Sep 29

Save games

Tag: Full Games,MMORPG Tycoontrevor @ 8:16 pm

One of the biggest nightmares for me in MMORPG Tycoon 1 and 1.1 was that of save game support.  In version 1, there was well over a megabyte of binary data that had to be saved and loaded successfully, to resume a game in progress.  In version 1.1, that size was growing drastically, as all sorts of new configurable settings and a new, much more complicated subscriber AI model were added.  But even worse than simply maintaining those save files, I needed to support loading in save games saved in earlier versions, and converting that data to a new format so that it could be used by the new game (as happened between versions 1.0.6 and 1.0.7, for example)

Those save files are going to be getting much, much larger again in version 2.0, and I imagine that the save file format will continue changing even after release, as I add further new features.  So I’m spending a little time investigating strategies which will hopefully ease the burden of managing those save files..  I was already using serialisation (which basically allows one to write a single piece of code which handles both saving and loading, instead of having to write two separate functions and manually keep the two in synch), but even that wasn’t helping enough.  Now I’m looking into moving to a property-based system, or possibly even to a full-blown reflection-type system, either of which would essentially be able to understand their own data well enough to write their own save/load routines automatically, at the expense of a slightly more complicated codebase, and perhaps some small amount of lost performance.

But I’m not sure.  I’m still thinking it over.  Designing and implementing something like a reflection system in C++ (which is not at all designed to support that type of language feature) can be rather brain-melting, I’m finding.  Especially since I’m so picky about what my code needs to look like.

6 Responses to “Save games”

  1. Awesome Dino says:

    Call upon the Programming God and tell him to do everything for you because you’re too awesome.

  2. Dan Haraj says:

    I hope you don’t try to implement reflection in C++. That way lies folly. If you need reflection, perhaps it’s time to migrate to a language like C#. It should still meet your other needs adequately, no?

  3. Marte says:

    Hi!
    I’m following your progress and your problem with save game is quite intersting.
    Implementing reflections in c++ can be really difficult, maybe you can try to find a sort fo XStream (made for java) in c++?
    But my comment is about how to mantain this kind of incremental and not-incremental informations.
    IMHO is a big problem, and for me a solution can be to save into an archive (zip or whatever you want) not ONE big file, but many files: one for configurations, one for player status, one for world status, one for statistics and so on..
    So changes can be managed more easly and, when you move into new version, identify with more detail what do you change or not.
    Now, i don’t know your system (i’m a Java programmer), but i think that using Singleton,Factory, Business Delegate patterns on loading/saving this kind of information can help you a lot to keep control on your save/load subsystem. In particular maybe using not binary file but text file in one format (xml,csv, etc..) can help you into debug phase.
    Image to move from 1.0 to 1.1: if some of your users have some problems with save file, you can say “please send me your save file”. If this file is human-readable, you can compare with many programs with your “skeleton” or “example save file” and find problem not on skeleton but into values.

    What do you think?

  4. trevor says:

    @Dan: C# doesn’t have good cross-platform support, currently. The Mono project does exist, but it’s not supported well enough for me to feel comfortable using it for anything non-Windows, yet.

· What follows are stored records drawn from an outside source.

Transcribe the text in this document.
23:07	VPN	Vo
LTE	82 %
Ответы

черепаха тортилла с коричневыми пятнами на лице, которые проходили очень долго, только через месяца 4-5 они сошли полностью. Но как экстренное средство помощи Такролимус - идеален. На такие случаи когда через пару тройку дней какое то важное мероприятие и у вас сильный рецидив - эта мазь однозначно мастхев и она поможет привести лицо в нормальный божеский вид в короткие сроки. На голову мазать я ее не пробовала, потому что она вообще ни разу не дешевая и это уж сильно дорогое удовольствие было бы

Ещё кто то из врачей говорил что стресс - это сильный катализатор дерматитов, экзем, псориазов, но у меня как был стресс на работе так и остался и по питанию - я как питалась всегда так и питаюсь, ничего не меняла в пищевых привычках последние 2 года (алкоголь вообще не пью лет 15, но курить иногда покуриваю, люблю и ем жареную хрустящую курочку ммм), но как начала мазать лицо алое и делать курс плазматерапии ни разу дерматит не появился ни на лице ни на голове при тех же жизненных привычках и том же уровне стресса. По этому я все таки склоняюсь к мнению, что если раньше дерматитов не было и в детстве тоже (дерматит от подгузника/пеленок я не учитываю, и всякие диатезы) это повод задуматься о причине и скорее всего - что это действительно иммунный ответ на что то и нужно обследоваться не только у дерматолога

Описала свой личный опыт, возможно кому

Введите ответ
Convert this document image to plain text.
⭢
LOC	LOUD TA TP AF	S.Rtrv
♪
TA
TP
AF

    In the end, I’ve chosen to set up a system whereby I can declare the particular member variables that I’m interested in saving/loading, and subsequently have those bits of data managed automatically by the save/load code. This is integrated nicely with an object factory, to make the load doubly-painless. It also easily allows for these variables to be changed, moved, added, removed, or renamed, and still being able to load older save files, without much extra work on my part to support them.

    @Marte: Yeah, switching to a text-based save file format is a really good idea, and it’s what I’m intending to do. I haven’t decided whether to use something like XML or a simpler text format matching most of my current data files (possibly then zipped or gzipped, to compensate for the larger file size of text); I’ll have to think about this. But both MMORPG Tycoon 1.0 and 1.1 had binary save files which were extremely non-human-readable.. and I really don’t want to do that again.

  5. Marte says:

    How do you think to manage changing of saving format?

  6. trevor says:

    @Marte: The basic idea is to have each bit of data on an object be identified by a text string. That way, if the data is in an unexpected order in a save file, or if some pieces are missing or extra unknown data is in the file, the game can recognise that and handle the situation nicely; extra data in the save file can automatically be ignored, data missing from the save file will “load” a default value, etc. This gives lots of flexibility for save file loading, between different versions of the game!

    I have a screenshot showing a part of this saved data in my latest blog post; if you take a look at that, you should get a good idea of how all this will work.